Rich Brauer is a Republican member of the Illinois House of Representatives, representing the 87th district since 2003. A native of Petersburg, IL, Brauer upset incumbent Gwen Klingler in the 2002 Republican primary, after re-districting resulted in rural areas outside of Springfield being in his district.

The Democrats had not even run a candidate in the primary, for this office, expecting Klingler to win, but placed former Republican elected official Carl Oblinger, son of former state legislator Josephine Oblinger, on the ballot as their nominee for the general election. Brauer prevailed, with over 60% of the vote, and has not had a Democratic opponent since.

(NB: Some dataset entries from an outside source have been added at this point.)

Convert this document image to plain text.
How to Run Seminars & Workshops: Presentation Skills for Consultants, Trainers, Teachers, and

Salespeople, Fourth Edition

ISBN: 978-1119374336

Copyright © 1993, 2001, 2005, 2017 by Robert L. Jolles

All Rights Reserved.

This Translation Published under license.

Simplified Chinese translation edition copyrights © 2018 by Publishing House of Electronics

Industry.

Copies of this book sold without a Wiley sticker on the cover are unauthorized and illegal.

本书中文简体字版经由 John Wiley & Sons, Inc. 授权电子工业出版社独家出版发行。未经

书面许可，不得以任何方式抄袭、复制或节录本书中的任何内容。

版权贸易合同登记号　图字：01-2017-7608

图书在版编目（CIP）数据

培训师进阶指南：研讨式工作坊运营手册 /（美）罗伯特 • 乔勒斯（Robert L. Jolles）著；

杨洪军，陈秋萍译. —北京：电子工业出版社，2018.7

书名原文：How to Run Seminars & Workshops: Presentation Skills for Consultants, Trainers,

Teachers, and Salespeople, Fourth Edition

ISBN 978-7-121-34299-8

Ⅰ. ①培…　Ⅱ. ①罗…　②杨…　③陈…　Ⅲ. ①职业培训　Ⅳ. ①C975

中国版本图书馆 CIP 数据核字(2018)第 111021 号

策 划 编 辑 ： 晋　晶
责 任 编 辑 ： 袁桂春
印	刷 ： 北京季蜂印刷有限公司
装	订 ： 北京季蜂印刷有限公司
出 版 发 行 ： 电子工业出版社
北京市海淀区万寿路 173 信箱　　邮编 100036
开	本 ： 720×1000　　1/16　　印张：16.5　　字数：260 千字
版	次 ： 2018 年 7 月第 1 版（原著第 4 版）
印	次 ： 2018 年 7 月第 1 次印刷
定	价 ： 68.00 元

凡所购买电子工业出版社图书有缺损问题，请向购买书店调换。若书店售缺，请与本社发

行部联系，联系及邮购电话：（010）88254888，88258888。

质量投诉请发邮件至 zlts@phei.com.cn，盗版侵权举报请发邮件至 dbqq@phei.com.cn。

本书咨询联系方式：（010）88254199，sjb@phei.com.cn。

During the 2008 Republican Party presidential primaries, Brauer ran to be a delegate to the 2008 Republican National Convention from Illinois's 18th congressional district for the presidential campaign of former Governor Mitt Romney.

On February 18, 2015, just three months after winning re-election, Brauer submitted his letter of resignation to the Clerk of the Illinois House of Representatives. His resignation came into effect on February 20, 2015. Hours after his resignation, it was announced that Bruce Rauner would appoint him Assistant Secretary of the Illinois Department of Transportation. The Republican Representative Committee of the Republican Party of the 87th District appointed Tim Butler to the vacancy left by Brauer.

In 2017, Brauer moved from (IDOT) to the Illinois Department of Natural Resources (IDNR). Brauer was appointed to serve as an assistant director at IDNR. Brauer served in the assistant director position until March 31, 2019.